A polícia informou que foi feita perícia em relação à movimentação bancária e a renda dos envolvidos e comprovado que os bens adquiridos não eram compatíveis com os ganhos.

“O Ministério Público fez o pedido também pelo bloqueio de ativos e de bens móveis e imóveis. Bens que estavam em propriedade ou posse dessas pessoas, mas não nominalmente, o que é outra característica dessa organização, a lavagem de dinheiro”.

MP diz que governadora não é investigada

A procuradora-geral do Ministério Público, Elba Amarante, o promotor público Marco Antônio Azeredo, o Superintendente da PF Richard Murad e o delegado  da Polícia Federal Anderson Alves Dias disseram que os crimes apurados na investigação são de extrema gravidade (Foto: Priscilla Torres/Folha BV)

A operação foi feita em parceria com o Ministério Público Estadual de Roraima.
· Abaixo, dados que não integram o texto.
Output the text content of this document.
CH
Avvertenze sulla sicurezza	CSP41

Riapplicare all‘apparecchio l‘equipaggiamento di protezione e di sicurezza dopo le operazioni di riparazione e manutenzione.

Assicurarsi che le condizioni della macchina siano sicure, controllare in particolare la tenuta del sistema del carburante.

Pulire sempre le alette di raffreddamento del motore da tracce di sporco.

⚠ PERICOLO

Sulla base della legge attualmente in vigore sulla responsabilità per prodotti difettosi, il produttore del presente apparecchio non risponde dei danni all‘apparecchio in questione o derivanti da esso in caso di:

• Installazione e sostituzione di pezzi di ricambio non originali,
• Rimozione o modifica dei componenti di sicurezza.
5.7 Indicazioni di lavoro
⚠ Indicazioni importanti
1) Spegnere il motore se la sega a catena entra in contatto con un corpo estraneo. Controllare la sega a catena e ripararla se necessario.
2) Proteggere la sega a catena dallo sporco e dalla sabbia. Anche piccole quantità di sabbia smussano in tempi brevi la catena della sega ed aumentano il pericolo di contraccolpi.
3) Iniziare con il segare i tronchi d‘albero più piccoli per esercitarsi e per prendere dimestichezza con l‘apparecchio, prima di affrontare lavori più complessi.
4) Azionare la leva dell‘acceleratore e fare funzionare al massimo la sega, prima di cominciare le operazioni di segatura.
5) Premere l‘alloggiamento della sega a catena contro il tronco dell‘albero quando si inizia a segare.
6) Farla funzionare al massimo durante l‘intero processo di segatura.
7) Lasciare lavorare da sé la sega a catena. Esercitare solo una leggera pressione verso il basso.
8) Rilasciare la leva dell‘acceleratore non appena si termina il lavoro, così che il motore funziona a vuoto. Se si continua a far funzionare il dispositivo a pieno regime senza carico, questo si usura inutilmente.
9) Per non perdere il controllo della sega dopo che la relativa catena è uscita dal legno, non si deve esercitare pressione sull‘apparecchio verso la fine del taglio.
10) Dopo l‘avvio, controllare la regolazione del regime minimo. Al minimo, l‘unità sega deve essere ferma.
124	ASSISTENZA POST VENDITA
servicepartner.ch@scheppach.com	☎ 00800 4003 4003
A procuradora-geral de Justiça do Ministério Público do Estado de Roraima, Elba Amarante, disse que os crimes apurados na investigação são de extrema gravidade.

“O Ministério Público tem feito o acompanhamento muito rigoroso de tudo que acontece no sistema e esses crimes têm contribuído muito para o caos que se instalou no sistema prisional roraimense. Se interromper a alimentação de presos como uma forma de barganha para que o contrato fosse pago, é extremamente grave, deixou vulnerável não somente os encarcerados, mas com toda a sociedade”, disse a procuradora-geral.

O coordenador do grupo de combate ao crime organizado, o promotor público Marco Antônio Azeredo, que também atuou nessa operação, explicou que a governadora Suely Campos (PP) não é investigada nesse inquérito. “A governadora não é investigada nesse inquérito e a investigação feita pela Polícia Federal e Ministério Público não visa identificar pessoas, mas fatos. Quem tiver envolvimento com fatos será objeto da apuração e até então, não se tem documentalmente comprovado nenhuma prova da participação da governadora nesse caso”. O inquérito tem um prazo de 15 dias para ser relatado de acordo com a lei.

‘Corrupção mata’, diz superintendente da PF

Em entrevista coletiva à imprensa na sede da Polícia Federal, o superintendente da PF em Roraima, Richard Murad Macedo, afirmou que a operação foi feita em conjunto com o Ministério Público do Estado.

“Nós estamos trabalhando em conjunto com os órgãos, os poderes estaduais e federais, no sentido de combater não só as facções criminosas, mas também aos desvios de recursos públicos decorrentes da má aplicação de recursos. Já realizamos duas operações nesse sentido pela Polícia Federal”.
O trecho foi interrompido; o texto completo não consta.